Alfaro interpreta certamente la maggior parte degli studiosi contemporanei, quando scrive: “la Risurrezione di Cristo è un avvenimento reale; però a rigor di termini, non è un avvenimento storico, poiché non accade nel tempo e nello spazio; al contrario, è superamento  del tempo e dello spazio, trasformazione dell’esistenza temporale intramondana in un’esistenza radicalmente nuova, pienamente divinizzata”. L’evento della risurrezione è dunque mistero per eccellenza, sia perché a priori si deve ritenere che – se questo evento è l’inizio di una vita trasfigurata –  esso supera la storia, sia perché, a posteriori, si constata che esso, a differenza dei dati che riguardano l’annuncio ad opera dei discepoli, le apparizioni e il sepolcro vuoto, non gode di diretta documentazione  viene espresso con una molteplicità di immagini e categorie che ne preservano il nucleo, sottraendolo alla diretta immagine storica. Però, sebbene non indagabile in sé  con i metodi della storia, l’evento della  risurrezione  di Gesù non è evento mitico ed ha a che fare con la storia: anzi, la determina fondamentalmente, perché è il corpo storico di Gesù che risorge dalla morte e viene trasfigurato, e attraverso questo evento la storia stessa  riceve un centro e un significato.

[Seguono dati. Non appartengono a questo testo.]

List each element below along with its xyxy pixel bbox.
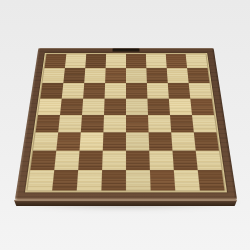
square-a3 [33, 132, 58, 150]
square-d7 [105, 68, 126, 83]
square-d4 [103, 115, 126, 132]
square-g7 [167, 68, 189, 83]
square-h1 [198, 170, 225, 191]
square-h3 [194, 132, 219, 150]
square-e7 [126, 68, 147, 83]
square-g8 [166, 54, 187, 68]
square-a5 [38, 99, 62, 115]
square-e2 [126, 151, 150, 170]
square-h2 [196, 151, 222, 170]
square-d5 [104, 99, 126, 115]
square-f1 [150, 170, 175, 191]
square-h4 [192, 115, 216, 132]
product-photo-background [0, 0, 250, 250]
square-g4 [170, 115, 194, 132]
square-b1 [52, 170, 78, 191]
square-g3 [171, 132, 196, 150]
square-g2 [172, 151, 197, 170]
square-f2 [149, 151, 174, 170]
square-b8 [65, 54, 86, 68]
playing-field [28, 54, 225, 190]
square-f5 [147, 99, 170, 115]
square-h6 [189, 83, 212, 99]
square-c1 [77, 170, 102, 191]
square-a7 [42, 68, 64, 83]
square-b5 [60, 99, 83, 115]
square-d8 [106, 54, 126, 68]
square-c4 [81, 115, 104, 132]
square-b4 [58, 115, 82, 132]
square-a8 [45, 54, 67, 68]
square-c7 [84, 68, 105, 83]
square-f4 [148, 115, 171, 132]
square-c6 [83, 83, 105, 99]
square-d3 [103, 132, 126, 150]
square-b2 [54, 151, 79, 170]
square-f8 [146, 54, 167, 68]
square-e5 [126, 99, 148, 115]
square-d1 [101, 170, 126, 191]
square-f6 [147, 83, 169, 99]
square-c5 [82, 99, 105, 115]
square-g5 [169, 99, 192, 115]
nameplate [112, 48, 139, 52]
square-b6 [62, 83, 85, 99]
square-e4 [126, 115, 149, 132]
square-h7 [187, 68, 209, 83]
board-side-edge [14, 200, 237, 206]
square-f7 [146, 68, 167, 83]
square-d6 [105, 83, 126, 99]
square-e6 [126, 83, 147, 99]
square-a2 [30, 151, 56, 170]
chessboard [15, 48, 237, 200]
square-h5 [190, 99, 214, 115]
square-f3 [149, 132, 173, 150]
square-h8 [186, 54, 208, 68]
square-c3 [80, 132, 104, 150]
square-g1 [174, 170, 200, 191]
square-a6 [40, 83, 63, 99]
square-c2 [78, 151, 103, 170]
square-b7 [63, 68, 85, 83]
square-a4 [36, 115, 60, 132]
square-e8 [126, 54, 146, 68]
square-e1 [126, 170, 151, 191]
square-a1 [28, 170, 55, 191]
square-c8 [85, 54, 106, 68]
square-b3 [56, 132, 81, 150]
square-e3 [126, 132, 149, 150]
square-g6 [168, 83, 191, 99]
square-d2 [102, 151, 126, 170]
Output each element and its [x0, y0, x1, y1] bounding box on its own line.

La risurrezione di Gesù è perciò evento di Cristo e della Chiesa insieme, poiché a costituirlo vi concorrono sia il fatto oggettivo del risorgere di Gesù dai morti sia il fatto soggettivo della fede dei discepoli. Oggettivismo e soggettivismo dimenticano, rispettivamente,  la componente essenziale della fede dei discepoli e la priorità fattuale dell’evento realizzatosi nella persona di Cristo.  Quando si cancella l’uno o l’altro dei due poli, la risurrezione di Gesù non ha più rilevanza “escatologica”: se si riduce l’evento della risurrezione ad un fatto oggettivo e storico capitato a Gesù, non rimane alcun margine sopra-storico e quindi non si comprende in quale senso quell’evento dovrebbe avere significato per tutti gli uomini; se, al contrario, si riduce la risurrezione di Gesù ad un cambiamento verificatosi nell’intimo dei discepoli, senza alcun evento fattuale nella persona di Gesù, non rimane alcun aggancio storico fondato, e quindi non si capisce in che senso quell’evento potrebbe riguardare uomini che vivono nella storia. Solo la compresenza di elementi oggettivi e  soggettivi garantisce il carattere “escatologico” – storico e metastorico insieme –  della risurrezione di Gesù.

La risurrezione di Gesù getta così una luce escatologica sulla storia umana, mostrandone una direzione e un senso, perché ormai ne ha svelato il centro: la vittoria dell’amore di Dio sulla morte.

La risurrezione di Gesù è l’evento escatologico per eccellenza, poiché rappresenta l’intervento definitivo e insuperabile di Dio nella storia umana. Ha ragione W. Breuning: “l’unico motivo davvero determinante che fonda, come un dato reale,  le speranze dell’uomo in un adempimento insuperabile, è e rimane la risurrezione di di Gesù”. Qui si appunta tutta la speranza cristiana: esiste una un amore che vince la morte, l’amore di Dio. Dunque “l’immortalità per la fede cristiana ha fondamentalmente a che fare con l’amore. Solo l’ Eterno è amore. Come amore Dio è eternità”.